Freundschaft zwischen Moskau und Peking? Nicht täuschen lassen. Die Demokratien des Westens bekommen es nicht mit einem autokratischen Block zu tun. Sondern mit zwei Ländern, die unterschiedlicher nicht sein können.Dieter Schnaas 01.05.2022 - 09:00 Uhr

Links: Moskau. Ein Polizeibeamter bereitet sich auf die Festnahme von Dmitry Reznikov vor, der vor dem Kreml im Hintergrund ein weißes Blatt Papier mit acht Sternchen in der Hand hält, die auf Russisch für «Nein zum Krieg» stehen könnten. Ein Gericht befand ihn der Verunglimpfung der Streitkräfte für schuldig und verurteilte ihn zu einer Geldstrafe von 50.000 Rubel (618 US-Dollar).

Rechts: Shanghai. Polizisten in Schutzanzügen halten einen Mann fest. Anwohner protestieren gegen die Umwandlung benachbarter Wohngebiete in Isoliereinrichtungen für das Coronavirus (COVID-19).

Foto: REUTERS, dpa Picture-Alliance

Spätestens nach zwei, drei Tagen meint man alle Birken dieser Welt gesehen zu haben.
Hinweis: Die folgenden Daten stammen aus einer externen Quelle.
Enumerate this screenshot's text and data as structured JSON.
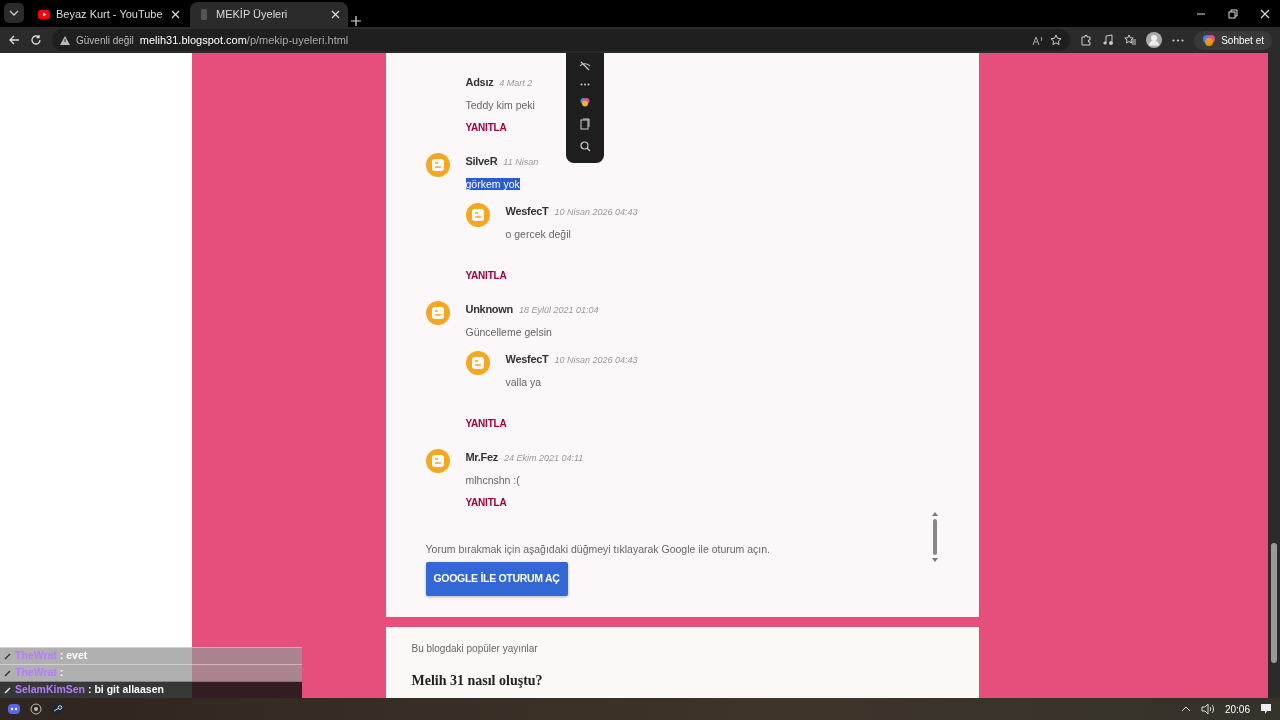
{
  "browser": {
    "tabs": [
      {
        "title": "Beyaz Kurt - YouTube",
        "selected": false
      },
      {
        "title": "MEKİP Üyeleri",
        "selected": true
      }
    ],
    "security": "Güvenli değil",
    "url_host": "melih31.blogspot.com",
    "url_path": "/p/mekip-uyeleri.html",
    "copilot": "Sohbet et"
  },
  "comments": [
    {
      "author": "Adsız",
      "date": "4 Mart 2",
      "text": "Teddy kim peki",
      "avatar": false,
      "reply": "YANITLA",
      "selected_text": false
    },
    {
      "author": "SilveR",
      "date": "11 Nisan",
      "text": "görkem yok",
      "avatar": true,
      "selected_text": true,
      "replies": [
        {
          "author": "WesfecT",
          "date": "10 Nisan 2026 04:43",
          "text": "o gercek değil",
          "avatar": true
        }
      ],
      "reply": "YANITLA"
    },
    {
      "author": "Unknown",
      "date": "18 Eylül 2021 01:04",
      "text": "Güncelleme gelsin",
      "avatar": true,
      "selected_text": false,
      "replies": [
        {
          "author": "WesfecT",
          "date": "10 Nisan 2026 04:43",
          "text": "valla ya",
          "avatar": true
        }
      ],
      "reply": "YANITLA"
    },
    {
      "author": "Mr.Fez",
      "date": "24 Ekim 2021 04:11",
      "text": "mlhcnshn :(",
      "avatar": true,
      "selected_text": false,
      "reply": "YANITLA"
    }
  ],
  "signin": {
    "text": "Yorum bırakmak için aşağıdaki düğmeyi tıklayarak Google ile oturum açın.",
    "button": "GOOGLE İLE OTURUM AÇ"
  },
  "popular": {
    "heading": "Bu blogdaki popüler yayınlar",
    "post_title": "Melih 31 nasıl oluştu?"
  },
  "chat": [
    {
      "user": "TheWrat",
      "message": ": evet"
    },
    {
      "user": "TheWrat",
      "message": ":"
    },
    {
      "user": "SelamKimSen",
      "message": ": bi git allaasen"
    }
  ],
  "taskbar": {
    "time": "20:06"
  }
}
Der Zug schleicht durch die Taiga, und immer dieselbe Herbstlandschaft zieht mit immer derselben Trägheit am Fenster vorbei, im unbewegten Rhythmus der Bahnschwellen, die phlegmatisch pochen, im Quintverhältnis 2:3 zum Ruhepuls, wie entspannend. Man liest Gontscharows Oblomow, wie passend, schaut abwechselnd ins Buch und aus dem Fenster, schläft und dämmert 23 Stunden täglich, von Zeitzone zu Zeitzone, lässt willenlos Stunden, Tage, Nächte verstreichen, angenehm enthoben allen Empfindens für das Datum, den Wochentag, die Uhrzeit, schreckt kurz hoch, wenn der Zug in Perm oder Omsk hält, in Novosibirsk oder Krasnojarsk, lässt sich von alten Mütterchen auf den Bahnsteigen ein paar heiße Kartoffeln und Teigtaschen durchs Fenster reichen – und wartet dann wieder ab, trinkt Tee, der Samowar ist immer voll mit heißem Wasser, darauf kann man sich verlassen in diesem Zug, der von Moskau unterwegs ist nach Wladiwostok.
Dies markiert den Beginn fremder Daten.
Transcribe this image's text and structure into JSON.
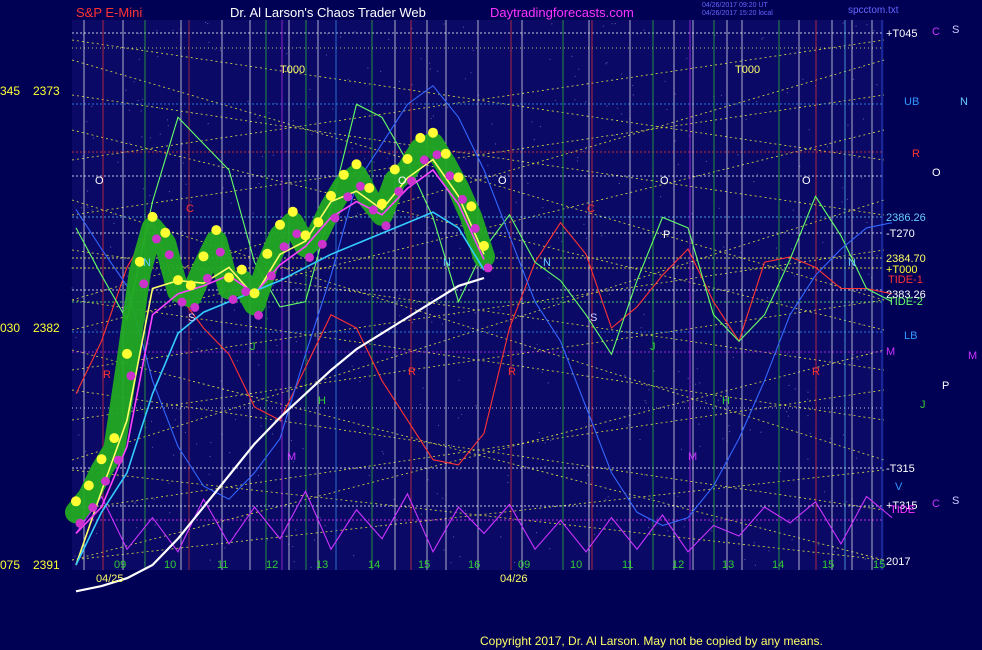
{
  "header": {
    "instrument": "S&P E-Mini",
    "author": "Dr. Al Larson's Chaos Trader Web",
    "website": "Daytradingforecasts.com",
    "timestamp1": "04/26/2017 09:20 UT",
    "timestamp2": "04/26/2017 15:20 local",
    "file": "spcctom.txt"
  },
  "footer": {
    "copyright": "Copyright 2017, Dr. Al Larson. May not be copied by any means."
  },
  "y_axis_labels": [
    {
      "left": "075",
      "price": "2391"
    },
    {
      "left": "030",
      "price": "2382"
    },
    {
      "left": "345",
      "price": "2373"
    }
  ],
  "right_labels": [
    {
      "text": "+T045",
      "color": "#ffffff"
    },
    {
      "text": "C",
      "color": "#cc33ff"
    },
    {
      "text": "S",
      "color": "#ccccff"
    },
    {
      "text": "UB",
      "color": "#3399ff"
    },
    {
      "text": "N",
      "color": "#66ccff"
    },
    {
      "text": "R",
      "color": "#ff3333"
    },
    {
      "text": "O",
      "color": "#ffffff"
    },
    {
      "text": "2386.26",
      "color": "#66ccff"
    },
    {
      "text": "-T270",
      "color": "#ffffff"
    },
    {
      "text": "2384.70",
      "color": "#ffff66"
    },
    {
      "text": "+T000",
      "color": "#ffff33"
    },
    {
      "text": "TIDE-1",
      "color": "#ff3333"
    },
    {
      "text": "2383.26",
      "color": "#ffffff"
    },
    {
      "text": "TIDE-2",
      "color": "#66ff66"
    },
    {
      "text": "LB",
      "color": "#3399ff"
    },
    {
      "text": "M",
      "color": "#cc33ff"
    },
    {
      "text": "M",
      "color": "#cc33ff"
    },
    {
      "text": "P",
      "color": "#ffffff"
    },
    {
      "text": "J",
      "color": "#33cc33"
    },
    {
      "text": "-T315",
      "color": "#ffffff"
    },
    {
      "text": "V",
      "color": "#3399ff"
    },
    {
      "text": "+T315",
      "color": "#ffffff"
    },
    {
      "text": "TIDE",
      "color": "#ff33ff"
    },
    {
      "text": "C",
      "color": "#cc33ff"
    },
    {
      "text": "S",
      "color": "#ccccff"
    },
    {
      "text": "2017",
      "color": "#ffffff"
    }
  ],
  "x_ticks": [
    {
      "label": "09",
      "color": "#33cc33"
    },
    {
      "label": "10",
      "color": "#33cc33"
    },
    {
      "label": "11",
      "color": "#33cc33"
    },
    {
      "label": "12",
      "color": "#33cc33"
    },
    {
      "label": "13",
      "color": "#33cc33"
    },
    {
      "label": "14",
      "color": "#33cc33"
    },
    {
      "label": "15",
      "color": "#33cc33"
    },
    {
      "label": "16",
      "color": "#33cc33"
    },
    {
      "label": "09",
      "color": "#33cc33"
    },
    {
      "label": "10",
      "color": "#33cc33"
    },
    {
      "label": "11",
      "color": "#33cc33"
    },
    {
      "label": "12",
      "color": "#33cc33"
    },
    {
      "label": "13",
      "color": "#33cc33"
    },
    {
      "label": "14",
      "color": "#33cc33"
    },
    {
      "label": "15",
      "color": "#33cc33"
    },
    {
      "label": "15",
      "color": "#33cc33"
    }
  ],
  "date_labels": [
    "04/25",
    "04/26"
  ],
  "letter_labels": [
    {
      "text": "T000",
      "color": "#ffff66"
    },
    {
      "text": "T000",
      "color": "#ffff66"
    },
    {
      "text": "O",
      "color": "#ffffff"
    },
    {
      "text": "O",
      "color": "#ffffff"
    },
    {
      "text": "O",
      "color": "#ffffff"
    },
    {
      "text": "O",
      "color": "#ffffff"
    },
    {
      "text": "O",
      "color": "#ffffff"
    },
    {
      "text": "C",
      "color": "#ff3333"
    },
    {
      "text": "C",
      "color": "#ff3333"
    },
    {
      "text": "N",
      "color": "#66ccff"
    },
    {
      "text": "N",
      "color": "#66ccff"
    },
    {
      "text": "N",
      "color": "#66ccff"
    },
    {
      "text": "N",
      "color": "#66ccff"
    },
    {
      "text": "P",
      "color": "#ffffff"
    },
    {
      "text": "S",
      "color": "#ccccff"
    },
    {
      "text": "S",
      "color": "#ccccff"
    },
    {
      "text": "J",
      "color": "#33cc33"
    },
    {
      "text": "J",
      "color": "#33cc33"
    },
    {
      "text": "R",
      "color": "#ff3333"
    },
    {
      "text": "R",
      "color": "#ff3333"
    },
    {
      "text": "R",
      "color": "#ff3333"
    },
    {
      "text": "R",
      "color": "#ff3333"
    },
    {
      "text": "M",
      "color": "#cc33ff"
    },
    {
      "text": "M",
      "color": "#cc33ff"
    },
    {
      "text": "H",
      "color": "#33cc33"
    },
    {
      "text": "H",
      "color": "#33cc33"
    }
  ],
  "colors": {
    "background": "#000055",
    "price_halo": "#22aa22",
    "price_high": "#ffff33",
    "price_low": "#cc33cc",
    "ma_fast": "#ffff66",
    "ma_mid": "#ff44ff",
    "ma_cyan": "#33ccff",
    "ma_white": "#ffffff",
    "grid_diag": "#dddd44"
  },
  "chart_data": {
    "type": "line",
    "ylim": [
      2373,
      2391
    ],
    "y_ticks": [
      2373,
      2382,
      2391
    ],
    "series": [
      {
        "name": "S&P E-Mini",
        "color": "#22aa22",
        "x": [
          0,
          0.25,
          0.5,
          0.75,
          1,
          1.25,
          1.5,
          1.75,
          2,
          2.25,
          2.5,
          2.75,
          3,
          3.25,
          3.5,
          3.75,
          4,
          4.25,
          4.5,
          4.75,
          5,
          5.25,
          5.5,
          5.75,
          6,
          6.25,
          6.5,
          6.75,
          7,
          7.25,
          7.5,
          7.75,
          8
        ],
        "y": [
          2375.0,
          2375.6,
          2376.6,
          2377.4,
          2380.6,
          2384.1,
          2385.8,
          2385.2,
          2383.4,
          2383.2,
          2384.3,
          2385.3,
          2383.5,
          2383.8,
          2382.9,
          2384.4,
          2385.5,
          2386.0,
          2385.1,
          2385.6,
          2386.6,
          2387.4,
          2387.8,
          2386.9,
          2386.3,
          2387.6,
          2388.0,
          2388.8,
          2389.0,
          2388.2,
          2387.3,
          2386.2,
          2384.7
        ]
      },
      {
        "name": "TIDE-1",
        "color": "#ff3333",
        "x": [
          0,
          0.5,
          1,
          1.5,
          2,
          2.5,
          3,
          3.5,
          4,
          4.5,
          5,
          5.5,
          6,
          6.5,
          7,
          7.5,
          8,
          8.5,
          9,
          9.5,
          10,
          10.5,
          11,
          11.5,
          12,
          12.5,
          13,
          13.5,
          14,
          14.5,
          15,
          15.5,
          16
        ],
        "y": [
          2379.5,
          2381.5,
          2384.3,
          2386.0,
          2383.3,
          2382.0,
          2381.0,
          2379.0,
          2378.5,
          2380.5,
          2382.5,
          2382.0,
          2380.0,
          2378.5,
          2377.0,
          2376.8,
          2378.0,
          2382.0,
          2384.5,
          2386.0,
          2384.8,
          2382.0,
          2382.8,
          2384.0,
          2385.0,
          2383.0,
          2381.5,
          2384.5,
          2384.7,
          2384.3,
          2383.5,
          2383.5,
          2383.3
        ]
      },
      {
        "name": "TIDE-2",
        "color": "#66ff66",
        "x": [
          0,
          0.5,
          1,
          1.5,
          2,
          2.5,
          3,
          3.5,
          4,
          4.5,
          5,
          5.5,
          6,
          6.5,
          7,
          7.5,
          8,
          8.5,
          9,
          9.5,
          10,
          10.5,
          11,
          11.5,
          12,
          12.5,
          13,
          13.5,
          14,
          14.5,
          15,
          15.5,
          16
        ],
        "y": [
          2385.8,
          2384.0,
          2382.3,
          2386.8,
          2390.0,
          2389.0,
          2388.0,
          2384.5,
          2382.8,
          2383.0,
          2386.6,
          2390.5,
          2390.0,
          2388.3,
          2386.2,
          2383.0,
          2385.0,
          2386.3,
          2384.5,
          2383.8,
          2382.5,
          2381.0,
          2383.8,
          2386.2,
          2385.8,
          2382.5,
          2381.5,
          2382.5,
          2384.6,
          2387.0,
          2385.5,
          2383.5,
          2383.0
        ]
      },
      {
        "name": "LB",
        "color": "#3366ff",
        "x": [
          0,
          0.5,
          1,
          1.5,
          2,
          2.5,
          3,
          3.5,
          4,
          4.5,
          5,
          5.5,
          6,
          6.5,
          7,
          7.5,
          8,
          8.5,
          9,
          9.5,
          10,
          10.5,
          11,
          11.5,
          12,
          12.5,
          13,
          13.5,
          14,
          14.5,
          15,
          15.5,
          16
        ],
        "y": [
          2386.5,
          2385.0,
          2383.6,
          2380.0,
          2377.5,
          2376.0,
          2375.5,
          2376.5,
          2377.8,
          2381.0,
          2384.0,
          2387.5,
          2389.0,
          2390.5,
          2391.2,
          2390.0,
          2388.0,
          2385.5,
          2383.0,
          2381.5,
          2379.0,
          2376.5,
          2375.0,
          2374.5,
          2374.8,
          2376.0,
          2377.8,
          2380.0,
          2382.5,
          2384.0,
          2385.0,
          2385.8,
          2386.0
        ]
      },
      {
        "name": "TIDE",
        "color": "#cc33ff",
        "x": [
          0,
          0.5,
          1,
          1.5,
          2,
          2.5,
          3,
          3.5,
          4,
          4.5,
          5,
          5.5,
          6,
          6.5,
          7,
          7.5,
          8,
          8.5,
          9,
          9.5,
          10,
          10.5,
          11,
          11.5,
          12,
          12.5,
          13,
          13.5,
          14,
          14.5,
          15,
          15.5,
          16
        ],
        "y": [
          2374.2,
          2375.6,
          2373.6,
          2374.8,
          2373.5,
          2375.5,
          2373.8,
          2375.2,
          2374.0,
          2375.8,
          2373.6,
          2375.1,
          2374.0,
          2375.7,
          2373.5,
          2375.2,
          2374.2,
          2375.3,
          2373.6,
          2374.7,
          2373.5,
          2374.8,
          2373.6,
          2374.9,
          2373.5,
          2374.5,
          2374.1,
          2375.2,
          2374.6,
          2375.4,
          2373.8,
          2375.6,
          2374.8
        ]
      }
    ],
    "moving_averages": [
      {
        "name": "fast",
        "color": "#ffff66",
        "x": [
          0,
          0.5,
          1,
          1.5,
          2,
          2.5,
          3,
          3.5,
          4,
          4.5,
          5,
          5.5,
          6,
          6.5,
          7,
          7.5,
          8
        ],
        "y": [
          2373.0,
          2375.8,
          2378.5,
          2383.5,
          2383.8,
          2383.7,
          2384.3,
          2383.2,
          2384.8,
          2385.3,
          2386.8,
          2387.2,
          2386.5,
          2387.7,
          2388.4,
          2387.0,
          2384.8
        ]
      },
      {
        "name": "mid",
        "color": "#ff44ff",
        "x": [
          0,
          0.5,
          1,
          1.5,
          2,
          2.5,
          3,
          3.5,
          4,
          4.5,
          5,
          5.5,
          6,
          6.5,
          7,
          7.5,
          8
        ],
        "y": [
          2374.2,
          2375.2,
          2377.5,
          2382.5,
          2383.3,
          2383.6,
          2384.0,
          2383.3,
          2384.4,
          2385.1,
          2386.2,
          2386.8,
          2386.3,
          2387.3,
          2388.0,
          2386.7,
          2384.6
        ]
      },
      {
        "name": "cyan",
        "color": "#33ccff",
        "x": [
          0,
          0.5,
          1,
          1.5,
          2,
          2.5,
          3,
          3.5,
          4,
          4.5,
          5,
          5.5,
          6,
          6.5,
          7,
          7.5,
          8
        ],
        "y": [
          2373.0,
          2375.0,
          2376.5,
          2379.5,
          2381.8,
          2382.6,
          2383.0,
          2383.4,
          2383.8,
          2384.3,
          2384.8,
          2385.2,
          2385.6,
          2386.0,
          2386.4,
          2385.8,
          2384.2
        ]
      },
      {
        "name": "slow",
        "color": "#ffffff",
        "x": [
          0,
          0.5,
          1,
          1.5,
          2,
          2.5,
          3,
          3.5,
          4,
          4.5,
          5,
          5.5,
          6,
          6.5,
          7,
          7.5,
          8
        ],
        "y": [
          2372.0,
          2372.2,
          2372.5,
          2373.0,
          2374.0,
          2375.2,
          2376.4,
          2377.6,
          2378.6,
          2379.5,
          2380.4,
          2381.2,
          2381.8,
          2382.4,
          2383.0,
          2383.6,
          2383.9
        ]
      }
    ]
  }
}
Vier Wochen Russland im September und Oktober 2001, anschließend weiter nach China, Südostasien: Umzug nach Singapur, die Container sind auf dem Weg, das dauert, was liegt da näher als eine Reise mit der Transsibirischen Eisenbahn? Vier, fünf Tage Moskau, je zwei, drei in Irkutsk und am Baikalsee, in Ulan Ude, Khabarowsk, Wladiwostok, wenn schon, denn schon, erst im sagenhaft breschnewjetischen 6000-Betten-Hotel Rossija (die schweren Vorhänge! die belebten Teppiche! die tanzenden Kakerlaken!), anschließend im Zug und bei Privatfamilien, die sich als Gastgeber ein bisschen was dazuverdienen (die Plattenbausiedlungen! die düsteren Treppenhäuser! die tanzenden Kakerlaken!).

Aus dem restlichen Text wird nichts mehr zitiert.